- Directed by: Jeff Abugov
- Written by: Jeff Abugov
- Produced by: Larry Estes
- Starring: Carmen Electra Mackenzie Astin Lucy Liu
- Narrated by: David Hyde Pierce
- Music by: Michael McCarty
- Distributed by: Independent Artists
- Release date: September 3, 1999;
- Running time: 88 minutes
- Country: United States
- Language: English
- Box office: $4,634 (US)

= The Mating Habits of the Earthbound Human =

1999 film by Jeff Abugov

The Mating Habits of the Earthbound Human is a 1999 American mockumentary directed and written by Jeff Abugov, and starring David Hyde Pierce, Carmen Electra, Lucy Liu, and Mackenzie Astin.

==Premise==
Hyde Pierce, acting out the role of an alien (credited as "infinity-cubed" in the opening credits), narrates a courtship in a late 20th-century American city, presenting findings and opinions as an extraterrestrial nature documentary. The relationship "footage" is played straight, while the voice-over (with its most often wildly inaccurate theories) and elaborate visual metaphors add comedy. Among other themes the film explores the possibility that, whenever describing their interpretations of other species' acts and feelings, humans may get everything wrong.

==Plot==
Billy, a shy young man looking for a date, meets the beautiful Jenny Smith at a nightclub. They enter a relationship where Billy is bashful to tell Jenny that he loves her due to fear of being "trapped", and both paramours receive advice from their respective friends. The couple engage in sexual encounters while using barrier devices; during these encounters Billy is unable to reveal to Jenny his affection.
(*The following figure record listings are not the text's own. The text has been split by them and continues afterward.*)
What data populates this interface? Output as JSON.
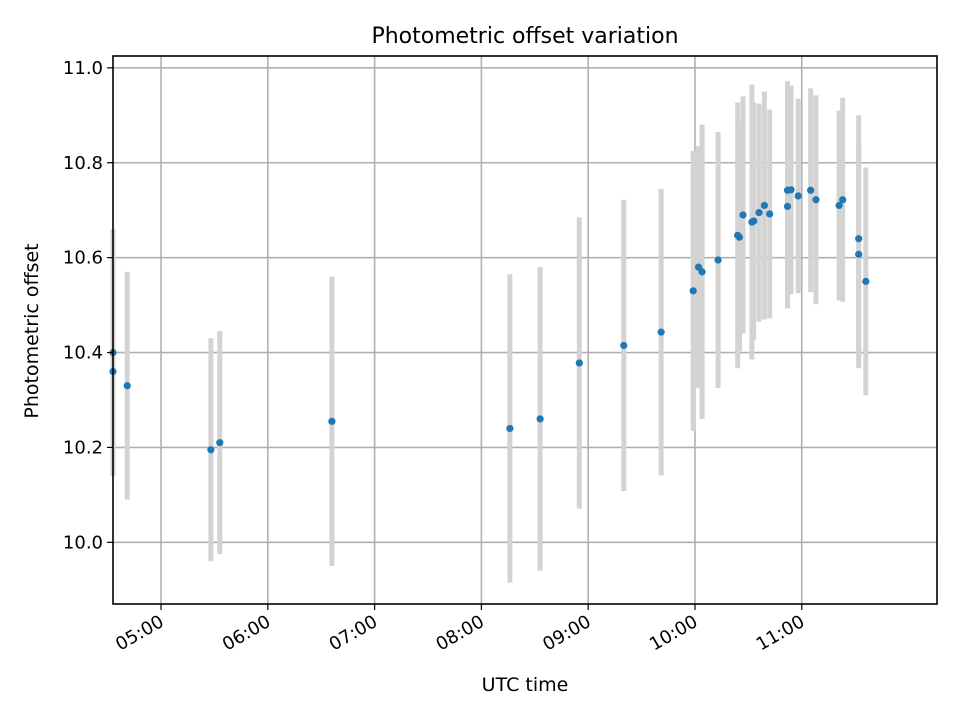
{
  "chart_data": {
    "type": "scatter",
    "title": "Photometric offset variation",
    "xlabel": "UTC time",
    "ylabel": "Photometric offset",
    "x_ticks": [
      "05:00",
      "06:00",
      "07:00",
      "08:00",
      "09:00",
      "10:00",
      "11:00"
    ],
    "y_ticks": [
      "10.0",
      "10.2",
      "10.4",
      "10.6",
      "10.8",
      "11.0"
    ],
    "xlim": [
      "04:33",
      "12:16"
    ],
    "ylim": [
      9.87,
      11.025
    ],
    "grid": true,
    "marker_color": "#1f77b4",
    "errorbar_color": "#d3d3d3",
    "series": [
      {
        "points": [
          {
            "x": "04:33",
            "y": 10.36,
            "err": 0.22
          },
          {
            "x": "04:33",
            "y": 10.4,
            "err": 0.26
          },
          {
            "x": "04:41",
            "y": 10.33,
            "err": 0.24
          },
          {
            "x": "05:28",
            "y": 10.195,
            "err": 0.235
          },
          {
            "x": "05:33",
            "y": 10.21,
            "err": 0.235
          },
          {
            "x": "06:36",
            "y": 10.255,
            "err": 0.305
          },
          {
            "x": "08:16",
            "y": 10.24,
            "err": 0.325
          },
          {
            "x": "08:33",
            "y": 10.26,
            "err": 0.32
          },
          {
            "x": "08:55",
            "y": 10.378,
            "err": 0.307
          },
          {
            "x": "09:20",
            "y": 10.415,
            "err": 0.307
          },
          {
            "x": "09:41",
            "y": 10.443,
            "err": 0.302
          },
          {
            "x": "09:59",
            "y": 10.53,
            "err": 0.295
          },
          {
            "x": "10:02",
            "y": 10.58,
            "err": 0.255
          },
          {
            "x": "10:04",
            "y": 10.57,
            "err": 0.31
          },
          {
            "x": "10:13",
            "y": 10.595,
            "err": 0.27
          },
          {
            "x": "10:24",
            "y": 10.647,
            "err": 0.28
          },
          {
            "x": "10:25",
            "y": 10.643,
            "err": 0.24
          },
          {
            "x": "10:27",
            "y": 10.69,
            "err": 0.25
          },
          {
            "x": "10:32",
            "y": 10.675,
            "err": 0.29
          },
          {
            "x": "10:33",
            "y": 10.677,
            "err": 0.25
          },
          {
            "x": "10:36",
            "y": 10.695,
            "err": 0.23
          },
          {
            "x": "10:39",
            "y": 10.71,
            "err": 0.24
          },
          {
            "x": "10:42",
            "y": 10.692,
            "err": 0.22
          },
          {
            "x": "10:52",
            "y": 10.708,
            "err": 0.215
          },
          {
            "x": "10:52",
            "y": 10.742,
            "err": 0.23
          },
          {
            "x": "10:54",
            "y": 10.743,
            "err": 0.22
          },
          {
            "x": "10:58",
            "y": 10.73,
            "err": 0.205
          },
          {
            "x": "11:05",
            "y": 10.742,
            "err": 0.215
          },
          {
            "x": "11:08",
            "y": 10.722,
            "err": 0.22
          },
          {
            "x": "11:21",
            "y": 10.71,
            "err": 0.2
          },
          {
            "x": "11:23",
            "y": 10.722,
            "err": 0.215
          },
          {
            "x": "11:32",
            "y": 10.64,
            "err": 0.26
          },
          {
            "x": "11:32",
            "y": 10.607,
            "err": 0.24
          },
          {
            "x": "11:36",
            "y": 10.55,
            "err": 0.24
          }
        ]
      }
    ]
  }
}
Then, one year after their first meeting, Billy and Jenny decide to take a vacation, and (hastily) sleep together without condoms or diaphragms. Soon after, Jenny discovers that she is pregnant, and argues with Billy, who accuses her of trapping him into marriage. The couple take bad consultations from their coworkers. Eventually, Jenny decides to go to a clinic to abort her unwanted child. Billy comes to his senses and stops her from doing so, resulting in the two confessing their love for one another.
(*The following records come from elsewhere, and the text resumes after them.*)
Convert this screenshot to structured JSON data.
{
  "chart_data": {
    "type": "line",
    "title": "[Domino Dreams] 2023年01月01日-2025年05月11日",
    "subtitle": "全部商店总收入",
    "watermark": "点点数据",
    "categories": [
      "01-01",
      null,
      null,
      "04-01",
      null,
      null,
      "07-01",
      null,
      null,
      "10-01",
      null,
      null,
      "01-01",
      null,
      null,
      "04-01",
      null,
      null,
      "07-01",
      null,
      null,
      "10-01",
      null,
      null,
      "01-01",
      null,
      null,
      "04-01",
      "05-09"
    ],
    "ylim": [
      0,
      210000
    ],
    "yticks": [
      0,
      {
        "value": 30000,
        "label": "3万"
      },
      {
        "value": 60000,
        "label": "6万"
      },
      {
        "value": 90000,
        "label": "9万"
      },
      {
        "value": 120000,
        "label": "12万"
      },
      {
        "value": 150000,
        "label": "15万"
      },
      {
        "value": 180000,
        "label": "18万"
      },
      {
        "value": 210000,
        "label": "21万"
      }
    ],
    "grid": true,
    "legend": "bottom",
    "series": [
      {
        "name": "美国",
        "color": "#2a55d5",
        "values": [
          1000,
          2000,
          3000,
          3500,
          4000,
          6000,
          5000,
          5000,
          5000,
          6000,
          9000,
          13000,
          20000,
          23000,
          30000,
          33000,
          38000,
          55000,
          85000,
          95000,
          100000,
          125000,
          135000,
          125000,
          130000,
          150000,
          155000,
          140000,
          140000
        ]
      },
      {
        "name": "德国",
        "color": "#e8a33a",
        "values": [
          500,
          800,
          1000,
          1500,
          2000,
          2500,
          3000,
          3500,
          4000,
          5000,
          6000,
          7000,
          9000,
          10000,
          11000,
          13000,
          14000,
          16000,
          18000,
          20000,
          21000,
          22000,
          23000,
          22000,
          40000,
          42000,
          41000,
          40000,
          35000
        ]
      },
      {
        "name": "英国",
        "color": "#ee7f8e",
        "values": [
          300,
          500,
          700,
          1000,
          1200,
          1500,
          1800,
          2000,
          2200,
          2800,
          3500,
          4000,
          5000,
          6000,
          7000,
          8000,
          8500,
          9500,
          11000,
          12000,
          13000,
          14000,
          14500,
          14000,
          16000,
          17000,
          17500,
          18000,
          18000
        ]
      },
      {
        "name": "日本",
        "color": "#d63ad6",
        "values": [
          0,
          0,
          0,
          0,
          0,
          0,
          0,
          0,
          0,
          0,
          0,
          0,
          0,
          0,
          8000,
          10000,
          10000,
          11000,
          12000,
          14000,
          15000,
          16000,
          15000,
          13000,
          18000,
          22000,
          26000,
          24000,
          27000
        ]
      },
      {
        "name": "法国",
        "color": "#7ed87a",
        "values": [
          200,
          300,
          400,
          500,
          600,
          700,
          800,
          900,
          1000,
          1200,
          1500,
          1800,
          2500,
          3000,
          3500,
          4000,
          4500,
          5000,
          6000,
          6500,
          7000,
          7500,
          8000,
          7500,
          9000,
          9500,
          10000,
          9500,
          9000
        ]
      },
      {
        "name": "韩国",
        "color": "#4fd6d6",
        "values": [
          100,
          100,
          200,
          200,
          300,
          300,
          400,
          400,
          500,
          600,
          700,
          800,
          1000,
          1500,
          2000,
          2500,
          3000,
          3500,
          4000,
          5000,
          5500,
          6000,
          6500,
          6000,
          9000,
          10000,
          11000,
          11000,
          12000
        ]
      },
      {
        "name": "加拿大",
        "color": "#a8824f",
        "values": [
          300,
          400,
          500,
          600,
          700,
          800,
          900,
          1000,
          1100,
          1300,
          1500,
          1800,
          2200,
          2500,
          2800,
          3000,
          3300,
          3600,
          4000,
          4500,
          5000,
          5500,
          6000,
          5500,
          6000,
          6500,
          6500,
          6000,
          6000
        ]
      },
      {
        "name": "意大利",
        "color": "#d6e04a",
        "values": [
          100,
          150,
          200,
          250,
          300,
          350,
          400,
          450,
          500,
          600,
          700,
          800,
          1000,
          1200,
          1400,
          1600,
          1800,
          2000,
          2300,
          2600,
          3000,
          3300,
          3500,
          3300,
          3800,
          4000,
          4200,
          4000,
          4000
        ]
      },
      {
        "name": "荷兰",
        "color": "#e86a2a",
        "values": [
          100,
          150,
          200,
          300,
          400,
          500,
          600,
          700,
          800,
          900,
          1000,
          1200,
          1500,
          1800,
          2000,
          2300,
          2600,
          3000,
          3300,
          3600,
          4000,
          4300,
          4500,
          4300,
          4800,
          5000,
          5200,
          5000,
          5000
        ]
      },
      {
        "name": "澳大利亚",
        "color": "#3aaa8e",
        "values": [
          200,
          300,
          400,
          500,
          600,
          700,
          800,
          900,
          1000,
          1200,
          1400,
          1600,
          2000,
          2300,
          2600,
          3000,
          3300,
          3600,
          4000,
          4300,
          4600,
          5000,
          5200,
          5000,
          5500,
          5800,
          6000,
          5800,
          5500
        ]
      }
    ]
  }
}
The film ends with Billy and Jenny getting happily married and celebrating the birth of their child.

== Cast ==
- David Hyde Pierce as Narrator (voice)
- Mackenzie Astin as The Male (Billy Waterson)
- Carmen Electra as The Female (Jenny Smith)
- Markus Redmond as The Male's Friend
- Lucy Liu as The Female's Friend (Lydia)
- Lisa Rotondi as The Female's Slutty Friend (Ian Calder)
- Sharon Wyatt as The Male's Mother
- Jack Kehler as The Male's Father
- Leo Rossi as The Female's Father
- Antonette Saftler as The Female's Mother
- Marc Blucas as The Female's Ex-Boyfriend
- Anne Gee Byrd as The Female's Boss
- Eric Kushnick as The Female's Brother
- Linda Porter as The Wise Old Woman
- Tyler Abugov as The Female's Fantasy Son

==Reception==
 Metacritic, which uses a weighted average, assigned the a score of 26 out of 100, based on 8 critics, indicating "generally unfavorable" reviews.